Lo ha annunciato il presidente Alberto Majocchi nel corso di un'audizione in Parlamento sul Dpef.

Corretta per i giorni lavorativi, la stima Isae è pari a -5,3% nel 2009 e a +0,2% per il 2010.

Le previsioni dell'Isae sul disavanzo pubblico sono in linea con quanto indicato nel Dpef, seppure appena più sfavorevoli per il 2010.
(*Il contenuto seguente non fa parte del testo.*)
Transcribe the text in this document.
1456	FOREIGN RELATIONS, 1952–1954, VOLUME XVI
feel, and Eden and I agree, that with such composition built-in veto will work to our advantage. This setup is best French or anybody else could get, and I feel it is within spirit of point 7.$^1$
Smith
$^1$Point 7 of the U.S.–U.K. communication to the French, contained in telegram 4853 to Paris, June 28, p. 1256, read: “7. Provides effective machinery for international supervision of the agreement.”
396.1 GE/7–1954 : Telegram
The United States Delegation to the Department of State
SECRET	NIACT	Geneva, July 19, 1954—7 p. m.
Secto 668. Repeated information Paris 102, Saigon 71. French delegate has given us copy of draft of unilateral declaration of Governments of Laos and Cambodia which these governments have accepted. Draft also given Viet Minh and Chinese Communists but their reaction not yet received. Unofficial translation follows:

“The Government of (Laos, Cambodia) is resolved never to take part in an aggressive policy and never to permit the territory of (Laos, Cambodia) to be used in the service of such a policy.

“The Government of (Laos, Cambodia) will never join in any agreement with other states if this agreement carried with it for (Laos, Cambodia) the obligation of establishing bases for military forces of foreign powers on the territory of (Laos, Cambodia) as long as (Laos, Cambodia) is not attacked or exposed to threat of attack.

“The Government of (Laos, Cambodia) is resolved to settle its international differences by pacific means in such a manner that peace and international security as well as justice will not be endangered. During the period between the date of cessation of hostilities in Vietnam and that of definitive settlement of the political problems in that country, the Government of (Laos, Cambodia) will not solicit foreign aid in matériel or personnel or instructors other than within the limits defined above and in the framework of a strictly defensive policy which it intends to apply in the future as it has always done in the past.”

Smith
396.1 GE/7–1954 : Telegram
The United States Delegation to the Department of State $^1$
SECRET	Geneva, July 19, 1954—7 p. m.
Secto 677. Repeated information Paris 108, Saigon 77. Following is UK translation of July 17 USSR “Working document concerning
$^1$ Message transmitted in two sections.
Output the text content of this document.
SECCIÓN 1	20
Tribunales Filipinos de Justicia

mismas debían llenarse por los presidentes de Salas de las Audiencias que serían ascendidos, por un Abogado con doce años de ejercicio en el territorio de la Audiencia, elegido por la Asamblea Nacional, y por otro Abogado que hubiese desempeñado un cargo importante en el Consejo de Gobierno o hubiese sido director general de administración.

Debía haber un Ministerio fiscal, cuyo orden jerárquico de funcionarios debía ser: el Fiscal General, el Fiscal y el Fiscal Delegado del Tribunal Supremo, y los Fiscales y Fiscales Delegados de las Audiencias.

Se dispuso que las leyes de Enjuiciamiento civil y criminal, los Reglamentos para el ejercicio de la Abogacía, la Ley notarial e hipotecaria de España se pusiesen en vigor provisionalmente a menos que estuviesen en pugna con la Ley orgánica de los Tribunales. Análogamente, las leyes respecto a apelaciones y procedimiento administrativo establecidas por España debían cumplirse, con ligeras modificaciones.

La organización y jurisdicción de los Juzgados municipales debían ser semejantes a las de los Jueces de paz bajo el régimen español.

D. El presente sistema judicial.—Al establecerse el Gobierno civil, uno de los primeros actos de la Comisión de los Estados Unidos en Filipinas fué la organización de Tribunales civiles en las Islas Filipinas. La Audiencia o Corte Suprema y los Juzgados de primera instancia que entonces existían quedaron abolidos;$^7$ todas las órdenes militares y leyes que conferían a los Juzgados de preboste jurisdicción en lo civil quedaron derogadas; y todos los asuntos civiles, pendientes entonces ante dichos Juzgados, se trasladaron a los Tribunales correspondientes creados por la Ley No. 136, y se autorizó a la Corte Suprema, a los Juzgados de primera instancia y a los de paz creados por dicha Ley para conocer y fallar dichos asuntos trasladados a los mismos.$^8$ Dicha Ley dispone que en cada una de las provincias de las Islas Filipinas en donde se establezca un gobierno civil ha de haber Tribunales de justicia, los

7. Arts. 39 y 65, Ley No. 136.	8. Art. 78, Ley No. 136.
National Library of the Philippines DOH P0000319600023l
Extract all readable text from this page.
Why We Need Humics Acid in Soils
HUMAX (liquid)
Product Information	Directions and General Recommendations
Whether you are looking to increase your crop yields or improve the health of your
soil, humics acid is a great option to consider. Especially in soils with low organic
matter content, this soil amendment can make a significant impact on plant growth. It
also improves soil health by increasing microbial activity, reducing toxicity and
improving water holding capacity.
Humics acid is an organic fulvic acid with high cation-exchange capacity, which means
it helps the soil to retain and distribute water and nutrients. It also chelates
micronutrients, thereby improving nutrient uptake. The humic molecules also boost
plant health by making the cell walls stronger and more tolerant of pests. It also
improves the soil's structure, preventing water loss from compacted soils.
"Per l'anno in corso, è atteso lo stesso livello di deficit delle amministrazioni pubbliche previsto dal Documento e pari al 5,3% del Pil; nel prossimo anno, l'indebitamento netto dovrebbe ridursi scendendo al 5,1% del prodotto", ha detto Majocchi.

Il debito è visto al 114,6% e al 117,7% nel 2010. Isae stima poi l'avanzo primario a -0,3% per l'anno in corso e a +0,1%.

Il tasso di disoccupazione dovrebbe attestarsi al 7,9% nel 2009 e al 9,3% nel 2010.